The Lattes platform has been hosting curricula of Brazilian researchers since the late 1990s, containing more than 5 million curricula. The data from the Lattes curricula can be downloaded to XML format, the complexity of this reading process motivated the development of the getLattes package, which imports the information from the XML files to a list in the R software and then tabulates the Lattes data to a data.frame.

The main information contained in XML files, and imported via getLattes, are:

From the functionalities presented in this package, the main challenge to work with the Lattes curriculum data is now to download the data, as there are Captchas.
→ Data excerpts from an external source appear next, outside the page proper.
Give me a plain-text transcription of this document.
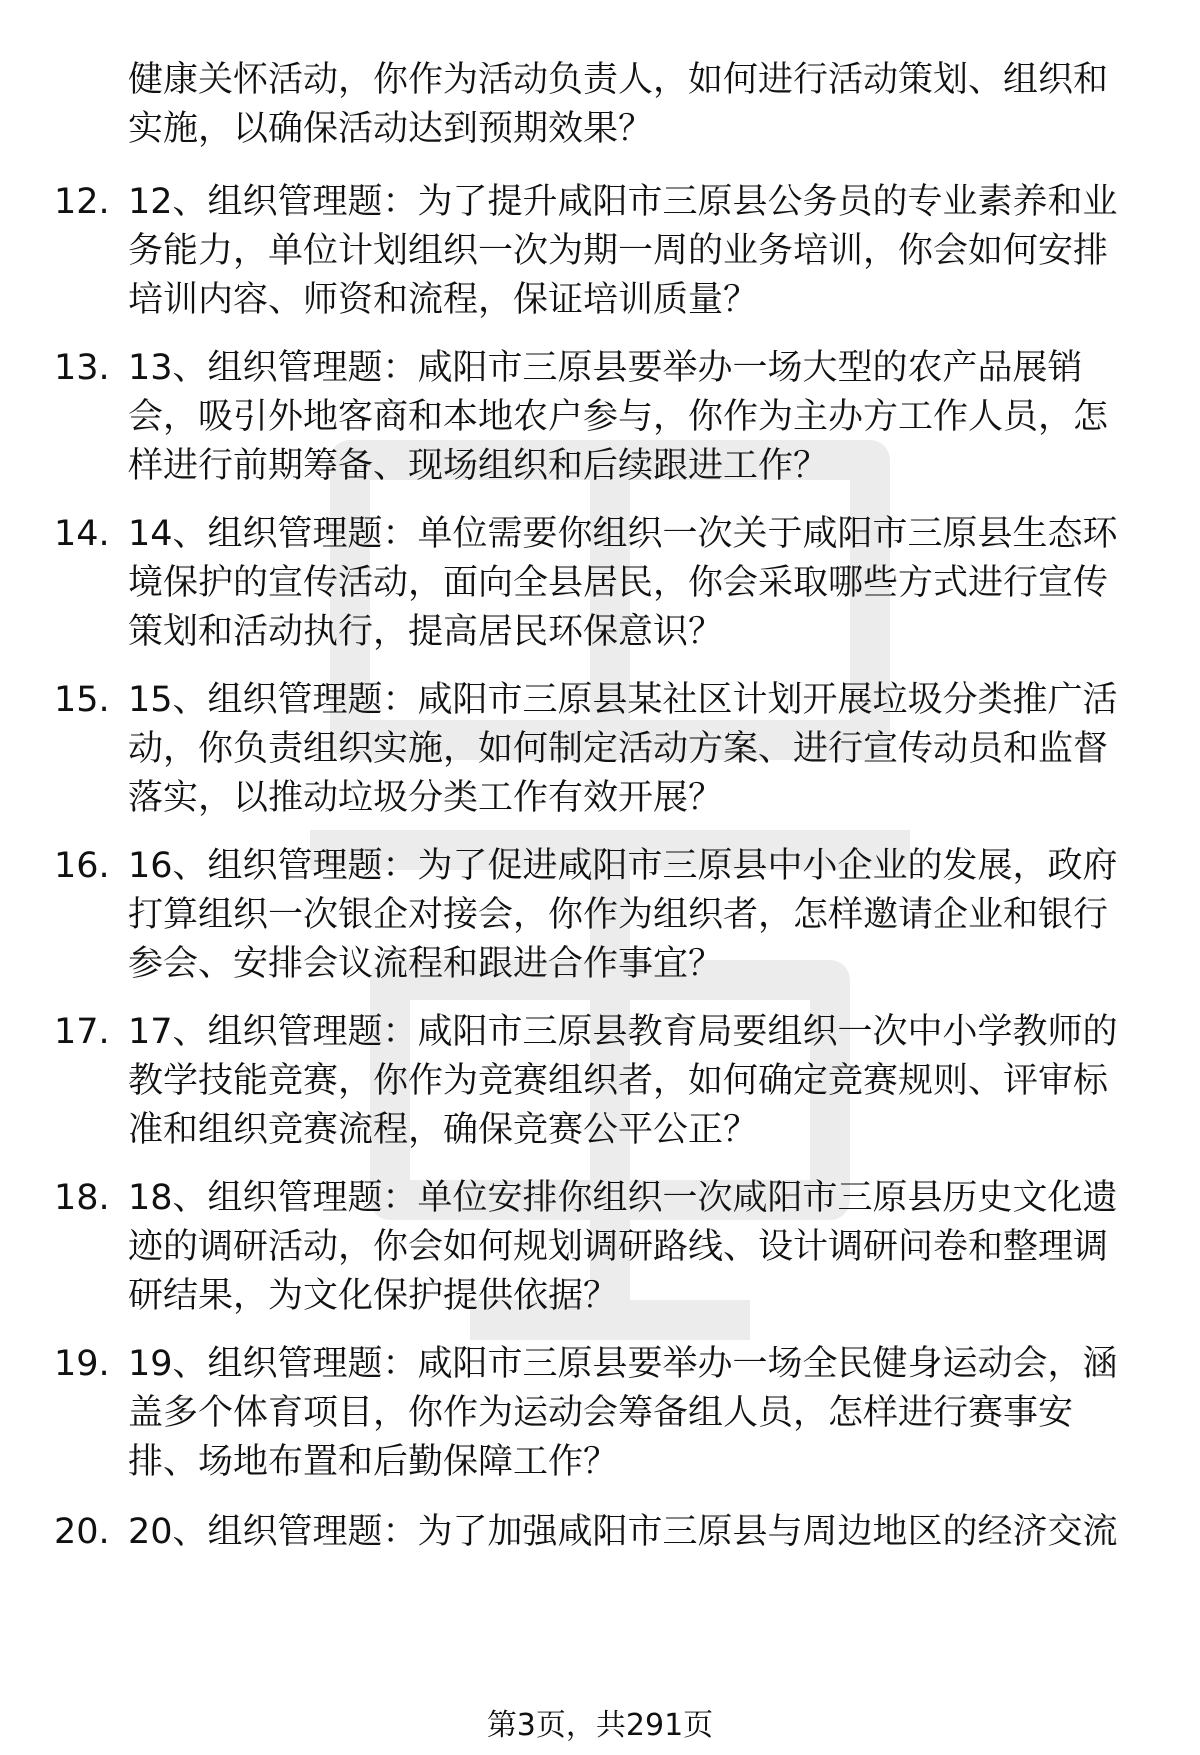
健康关怀活动，你作为活动负责人，如何进行活动策划、组织和
实施，以确保活动达到预期效果？
12. 12、组织管理题：为了提升咸阳市三原县公务员的专业素养和业
务能力，单位计划组织一次为期一周的业务培训，你会如何安排
培训内容、师资和流程，保证培训质量？
13. 13、组织管理题：咸阳市三原县要举办一场大型的农产品展销
会，吸引外地客商和本地农户参与，你作为主办方工作人员，怎
样进行前期筹备、现场组织和后续跟进工作？
14. 14、组织管理题：单位需要你组织一次关于咸阳市三原县生态环
境保护的宣传活动，面向全县居民，你会采取哪些方式进行宣传
策划和活动执行，提高居民环保意识？
15. 15、组织管理题：咸阳市三原县某社区计划开展垃圾分类推广活
动，你负责组织实施，如何制定活动方案、进行宣传动员和监督
落实，以推动垃圾分类工作有效开展？
16. 16、组织管理题：为了促进咸阳市三原县中小企业的发展，政府
打算组织一次银企对接会，你作为组织者，怎样邀请企业和银行
参会、安排会议流程和跟进合作事宜？
17. 17、组织管理题：咸阳市三原县教育局要组织一次中小学教师的
教学技能竞赛，你作为竞赛组织者，如何确定竞赛规则、评审标
准和组织竞赛流程，确保竞赛公平公正？
18. 18、组织管理题：单位安排你组织一次咸阳市三原县历史文化遗
迹的调研活动，你会如何规划调研路线、设计调研问卷和整理调
研结果，为文化保护提供依据？
19. 19、组织管理题：咸阳市三原县要举办一场全民健身运动会，涵
盖多个体育项目，你作为运动会筹备组人员，怎样进行赛事安
排、场地布置和后勤保障工作？
20. 20、组织管理题：为了加强咸阳市三原县与周边地区的经济交流
第3页，共291页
To download a lot of curricula I suggest the use of Captchas Negated by Python reQuests - CNPQ. The second barrier to be overcome is the management and processing of a large volume of data, the whole Lattes platform in XML files totals over 200 GB. In this tutorial we will focus on the getLattes package features, being the reader responsible for download and manage the files.

Follow an example of how to search and download data from the Lattes website.

Installation

To install the newest released version of getLattes from github.
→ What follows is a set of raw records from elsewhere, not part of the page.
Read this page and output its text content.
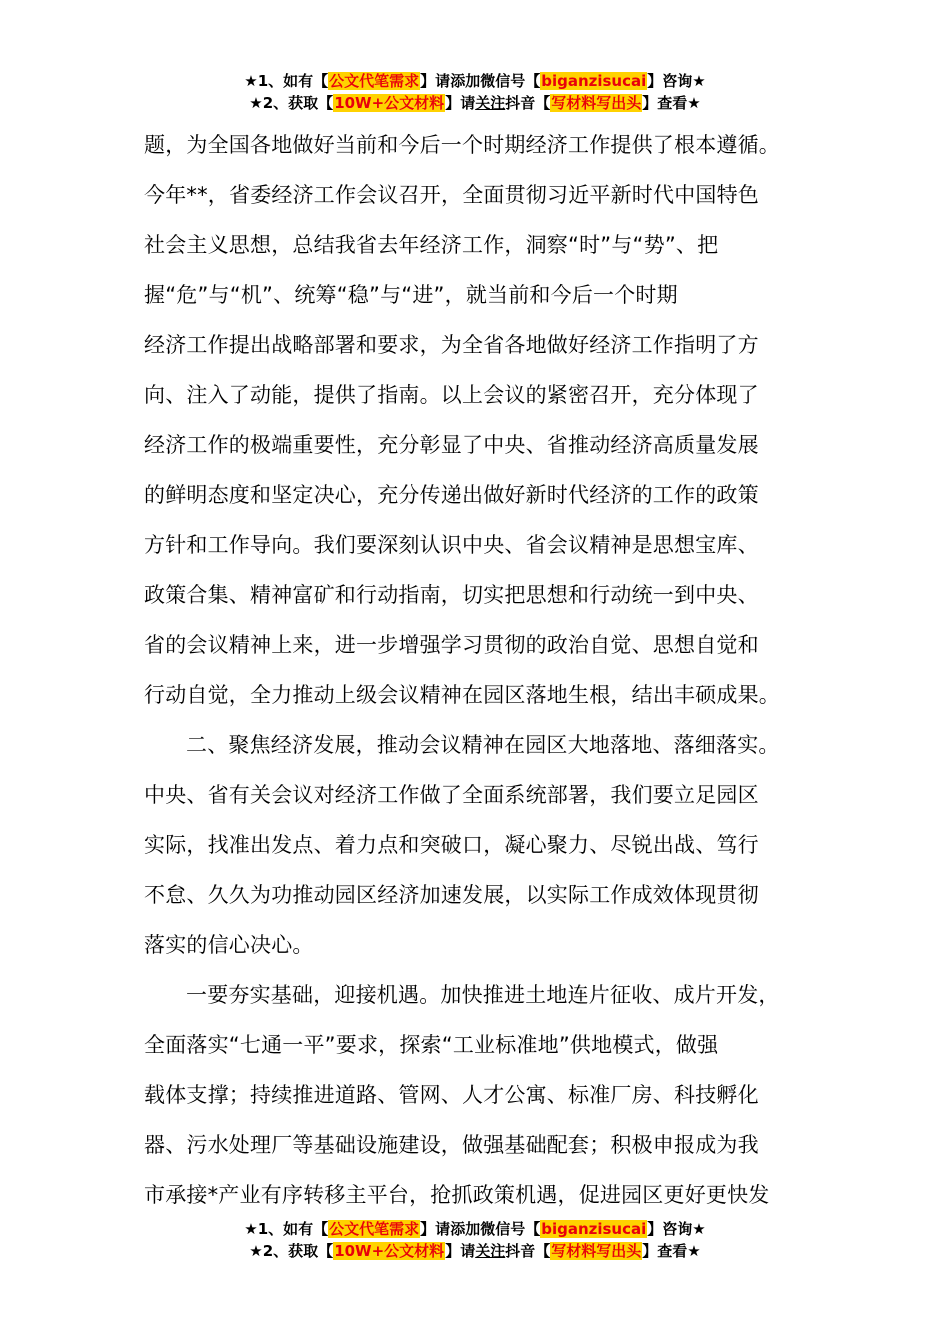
★1、如有【公文代笔需求】请添加微信号【biganzisucai】咨询★
★2、获取【10W+公文材料】请关注抖音【写材料写出头】查看★
题，为全国各地做好当前和今后一个时期经济工作提供了根本遵循。
今年**，省委经济工作会议召开，全面贯彻习近平新时代中国特色
社会主义思想，总结我省去年经济工作，洞察“时”与“势”、把
握“危”与“机”、统筹“稳”与“进”，就当前和今后一个时期
经济工作提出战略部署和要求，为全省各地做好经济工作指明了方
向、注入了动能，提供了指南。以上会议的紧密召开，充分体现了
经济工作的极端重要性，充分彰显了中央、省推动经济高质量发展
的鲜明态度和坚定决心，充分传递出做好新时代经济的工作的政策
方针和工作导向。我们要深刻认识中央、省会议精神是思想宝库、
政策合集、精神富矿和行动指南，切实把思想和行动统一到中央、
省的会议精神上来，进一步增强学习贯彻的政治自觉、思想自觉和
行动自觉，全力推动上级会议精神在园区落地生根，结出丰硕成果。
二、聚焦经济发展，推动会议精神在园区大地落地、落细落实。
中央、省有关会议对经济工作做了全面系统部署，我们要立足园区
实际，找准出发点、着力点和突破口，凝心聚力、尽锐出战、笃行
不怠、久久为功推动园区经济加速发展，以实际工作成效体现贯彻
落实的信心决心。
一要夯实基础，迎接机遇。加快推进土地连片征收、成片开发，
全面落实“七通一平”要求，探索“工业标准地”供地模式，做强
载体支撑；持续推进道路、管网、人才公寓、标准厂房、科技孵化
器、污水处理厂等基础设施建设，做强基础配套；积极申报成为我
市承接*产业有序转移主平台，抢抓政策机遇，促进园区更好更快发
★1、如有【公文代笔需求】请添加微信号【biganzisucai】咨询★
★2、获取【10W+公文材料】请关注抖音【写材料写出头】查看★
# install and load devtools from CRAN
# install.packages("devtools")
library(devtools)

# install and load getLattes
devtools::install_github("roneyfraga/getLattes")

Stable version from CRAN.

install.packages('getLattes')

Load getLattes.

Single curriculum

Import

Using the get* functions to import data from a single curriculum is straightforward. The curriculum need to be imported into R by the read_xml() function from the xml2 package.

# find the file in system
zip_xml <- system.file('extdata/4984859173592703.zip', package = 'getLattes')

curriculo <- xml2::read_xml(zip_xml)

Several curricula

Import

To import data from two or more curricula it is easier to use list.files(), a native R function, or dir_ls() from fs package. As xml2::read_xml() allow to read a xml curriculum inside a zip files.
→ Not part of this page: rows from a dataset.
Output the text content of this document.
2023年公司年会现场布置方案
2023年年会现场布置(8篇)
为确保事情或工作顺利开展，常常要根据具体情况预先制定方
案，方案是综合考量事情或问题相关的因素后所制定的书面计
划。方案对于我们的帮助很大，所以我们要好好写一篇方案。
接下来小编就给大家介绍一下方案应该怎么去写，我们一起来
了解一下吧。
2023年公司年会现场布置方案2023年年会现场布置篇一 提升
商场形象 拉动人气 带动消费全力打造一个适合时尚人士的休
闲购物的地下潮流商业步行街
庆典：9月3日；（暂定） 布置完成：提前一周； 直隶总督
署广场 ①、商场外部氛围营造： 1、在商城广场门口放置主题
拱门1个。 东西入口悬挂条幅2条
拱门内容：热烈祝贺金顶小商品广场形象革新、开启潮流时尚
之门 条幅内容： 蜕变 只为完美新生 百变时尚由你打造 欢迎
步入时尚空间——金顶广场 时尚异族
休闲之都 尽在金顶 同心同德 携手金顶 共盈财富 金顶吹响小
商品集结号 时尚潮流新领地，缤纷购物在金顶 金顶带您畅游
# find the files in system
zips_xmls <- c(system.file('extdata/4984859173592703.zip', package = 'getLattes'),
               system.file('extdata/3051627641386529.zip', package = 'getLattes'))

Import the listed curricula to R memory as xml2::read_xml object.

curriculos <- lapply(zips_xmls, read_xml)

The lapply() function is a well-known and widely used alternative in the R world. However, it does not natively handle errors, which makes the map function from the purrr package an excellent alternative.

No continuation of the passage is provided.